Konsep Pengembangan Ekonomi Desa 

Desa merupakan daerah produsen untuk bahan-bahan makanan, dari desa dihasilkan berbagai jenis kebutuhan pangan yang dibutuhkan bahkan sampai ke pusat kota. Akan tetapi, dengan potensi yang sangat besar ternyata desa belum mampu untuk mandiri secara ekonomi bahkan sebagian besar penduduk desa masih berada dibawah garis kemiskinan. Hal itu disebabkan hasil pertanian diangkut dan dimanfaatkan di perkotaan dan masyarakat desa hanya menjadi pangsa pasar dari olahan bahan-bahan yang mereka hasilkan tersebut tentu dengan harga yang lebih tinggi. Bantacatut (2013) menyatakan bahwa desa harus menjadi tumpuan penyedia bahan pangan olahan untuk masyarakat kota sehingga mampu memenuhi kebutuhan pangan dan kegiatan ekonominya. Oleh karena itu, kegiatan ekonomi desa harus bertumpu pada nilai tambah. Dasar-dasar pembangunan ekonomi desa harus mampu menganalisa potensi yang dimiliki desa sehingga desa tidak bisa dengan sendirinya menjadi mandiri tanpa campur tangan pemangku kebijakan (pemerintah) dalam membuat keputusan. Menurut Darwanto (2002) terdapat dua prinsip dasar pengembangan ekonomi daerah yang perlu diperhatikan, yakni pertama, mengenali ekonomi daerah. Untuk menjamin berbagai tahapan percepatan pertumbuhan ekonomi desa berbasis komoditas dapat berjalan dengan baik, maka diperlukan berbagai fasilitas pendukungnya baik berupa kebijakan maupun pembangunan kesadaran dan kemampuan masyarakat desa. berbagai kebijakan yang pro masyarakat desa diharapkan mampu memperlancar usaha yang akan dilakukan oleh masyarakat. dalam hal ini, kendala yang biasa dialami oleh masyarakat desa adalah akses modal untuk membangun sebuah usaha. Oleh karena itu, malalui kewenangannya, pemerintah harus mau dan mampu menerbitkan kebijakan kemudahan akses permodalan untuk masyarakat desa yang masih minim pengetahuan. Pembangunan kesadaran diharapkan mampu menumbuhkan pemikiran baru masyarakat desa terkait sumber, peran dan fungsi pangan pokok yang bisa saja berubah dari sekdar menjual hasil pertanian menuju olahan bahan pangan yang akan menambah nilai dari hasil komoditas. Pembangunan kemampuan masyarakat desa dalam hal ini perlu diperhatikan mengingat tingkat pendidikan dan pengetahuan masyarakat desa yang terbatas. Perlu adanya akses informasi dan pelatihan serta pendampingan intensif yang harus diberikan kepada masyarakat tentang bagaimana membuat inovasi olahan dari hasil komoditas serta bagaimana memasarkan hasil olahan tersebut. 

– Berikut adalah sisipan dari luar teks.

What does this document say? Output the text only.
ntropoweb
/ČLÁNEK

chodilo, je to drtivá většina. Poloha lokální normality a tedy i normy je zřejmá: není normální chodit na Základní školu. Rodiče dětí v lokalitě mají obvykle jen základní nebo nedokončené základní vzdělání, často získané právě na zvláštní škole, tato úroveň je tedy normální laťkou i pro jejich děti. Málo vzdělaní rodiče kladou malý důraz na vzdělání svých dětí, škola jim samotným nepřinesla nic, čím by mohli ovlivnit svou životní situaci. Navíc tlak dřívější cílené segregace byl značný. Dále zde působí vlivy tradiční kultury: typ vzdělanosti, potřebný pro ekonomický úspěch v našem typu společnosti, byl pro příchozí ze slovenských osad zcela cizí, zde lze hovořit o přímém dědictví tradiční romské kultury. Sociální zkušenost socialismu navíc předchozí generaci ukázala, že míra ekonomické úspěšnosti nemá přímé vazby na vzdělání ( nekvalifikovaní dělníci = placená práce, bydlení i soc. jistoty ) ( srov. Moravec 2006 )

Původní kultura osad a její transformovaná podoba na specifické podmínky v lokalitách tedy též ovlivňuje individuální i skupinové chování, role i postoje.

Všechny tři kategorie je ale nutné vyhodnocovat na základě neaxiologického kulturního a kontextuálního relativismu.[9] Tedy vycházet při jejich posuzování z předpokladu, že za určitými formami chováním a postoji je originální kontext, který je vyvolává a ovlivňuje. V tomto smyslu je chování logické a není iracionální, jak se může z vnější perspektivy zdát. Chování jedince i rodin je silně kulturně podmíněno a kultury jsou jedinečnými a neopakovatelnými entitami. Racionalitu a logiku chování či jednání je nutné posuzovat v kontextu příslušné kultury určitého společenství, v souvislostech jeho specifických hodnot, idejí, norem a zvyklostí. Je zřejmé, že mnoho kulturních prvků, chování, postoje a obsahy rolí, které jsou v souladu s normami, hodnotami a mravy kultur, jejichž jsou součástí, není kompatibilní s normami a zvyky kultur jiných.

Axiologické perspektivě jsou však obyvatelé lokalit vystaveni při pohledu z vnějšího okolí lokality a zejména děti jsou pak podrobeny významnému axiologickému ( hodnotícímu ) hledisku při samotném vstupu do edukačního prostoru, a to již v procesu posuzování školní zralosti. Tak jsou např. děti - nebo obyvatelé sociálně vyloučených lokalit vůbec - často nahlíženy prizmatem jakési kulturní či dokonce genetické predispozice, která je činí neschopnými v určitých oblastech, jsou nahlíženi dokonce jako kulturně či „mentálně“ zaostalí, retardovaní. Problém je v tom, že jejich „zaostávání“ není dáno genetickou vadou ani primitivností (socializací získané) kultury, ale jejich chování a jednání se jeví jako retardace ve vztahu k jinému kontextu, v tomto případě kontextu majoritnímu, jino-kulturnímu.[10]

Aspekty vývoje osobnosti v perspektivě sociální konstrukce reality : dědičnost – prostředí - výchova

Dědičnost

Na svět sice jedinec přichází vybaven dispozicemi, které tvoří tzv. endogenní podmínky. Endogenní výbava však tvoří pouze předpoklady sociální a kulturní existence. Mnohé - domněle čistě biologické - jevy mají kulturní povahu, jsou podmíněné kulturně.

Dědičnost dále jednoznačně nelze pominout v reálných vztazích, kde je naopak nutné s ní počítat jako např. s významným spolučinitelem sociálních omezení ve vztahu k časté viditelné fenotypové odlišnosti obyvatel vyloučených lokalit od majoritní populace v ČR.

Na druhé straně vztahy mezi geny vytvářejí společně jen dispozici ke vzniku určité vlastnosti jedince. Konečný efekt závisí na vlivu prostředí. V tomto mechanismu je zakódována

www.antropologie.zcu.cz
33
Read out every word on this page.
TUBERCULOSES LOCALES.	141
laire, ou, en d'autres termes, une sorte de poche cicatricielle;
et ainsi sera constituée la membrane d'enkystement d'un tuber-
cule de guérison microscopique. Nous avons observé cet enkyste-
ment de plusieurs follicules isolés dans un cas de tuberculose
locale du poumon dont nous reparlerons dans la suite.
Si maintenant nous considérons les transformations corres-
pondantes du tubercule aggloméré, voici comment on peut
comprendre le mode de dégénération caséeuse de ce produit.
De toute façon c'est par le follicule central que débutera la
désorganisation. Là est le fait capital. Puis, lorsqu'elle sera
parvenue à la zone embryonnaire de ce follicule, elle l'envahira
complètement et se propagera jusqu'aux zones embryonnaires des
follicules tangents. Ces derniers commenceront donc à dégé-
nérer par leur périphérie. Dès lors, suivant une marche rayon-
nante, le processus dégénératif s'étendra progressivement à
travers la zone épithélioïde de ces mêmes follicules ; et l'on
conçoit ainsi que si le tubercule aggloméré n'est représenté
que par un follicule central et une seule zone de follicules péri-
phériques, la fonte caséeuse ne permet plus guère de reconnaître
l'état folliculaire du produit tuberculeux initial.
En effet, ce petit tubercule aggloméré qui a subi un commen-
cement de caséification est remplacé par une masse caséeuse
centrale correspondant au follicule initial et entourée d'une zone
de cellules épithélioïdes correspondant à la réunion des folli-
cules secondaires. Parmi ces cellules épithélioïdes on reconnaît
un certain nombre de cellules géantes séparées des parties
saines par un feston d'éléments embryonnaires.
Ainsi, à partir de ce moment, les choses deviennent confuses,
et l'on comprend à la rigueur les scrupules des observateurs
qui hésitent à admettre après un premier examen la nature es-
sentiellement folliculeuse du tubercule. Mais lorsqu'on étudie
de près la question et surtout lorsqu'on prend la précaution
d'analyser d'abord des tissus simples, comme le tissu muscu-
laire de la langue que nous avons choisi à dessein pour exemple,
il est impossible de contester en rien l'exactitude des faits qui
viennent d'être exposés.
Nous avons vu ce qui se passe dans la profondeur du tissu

Konsep Pasar Syariah az-Zaitun Sebagai Upaya Mewujudkan Kemandirian Ekonomi Desa

Saat ini pemerintah memang telah menaruh perhatian terhadap pembangunan masyarakat desa melalui anggaran APBN berupa dana desa yang disahkan melalui Undang-undang Desa yang sekaligus menjadi ujung tombak pembangunan ekonomi desa, akan tetapi pengalokasian dana desa saja belum dapat membangun kemandirian desa tanpa diikuti dengan persiapan sumber daya manusianya. Mengingat potensi desa yang besar namun memang jauh dari jangkauan pembangunan infrastuktur, maka diharapkan masyarakat desa memiliki kemampuan untuk membangun perekonomian mereka melalui sumber daya yang dimiliki. Pasar tradisional dikenal sebagai denyut nadi perekonomian masyarakat desa yang memang memiliki latar belakang profesi pertanian, perkebunan, nelayan. Dengan berjalannya transaksi ekonomi didalamnya yang dilakukan oleh produsen dari sektor ekonomi sebagai suplayer dari komoditas yang diperdagangkan oleh penjual dan sebagian masyarakat lainnya sebagai pembeli. Dari geliat ekonomi pasar tradisional secara tidak langsung mencerminkan bagaimana perkembangan berbagai sektor masyarakat desa. Melihat potensi pasar dalam pengembangan ekonomi desa, maka ke depan seharusnya produk yang diperdagangkan bukan lagi produk yang berasal dari luar daerah atau produk yang tidak mencerminkan potensi daerah bersangkutan. Ketahanan ekonomi desa harus dibangun atas dasar nilai tambah yang bersumber dari hasil pertanian dan perdagangan yang menjadi profesi sebagian besar penduduknya. Dewasa ini, pertumbuhan penduduk dan pembangunan perkotaan dengan konsep ekonomi modern telah menggeser kesempatan pedesaan untuk menambah nilai dasar dan primer.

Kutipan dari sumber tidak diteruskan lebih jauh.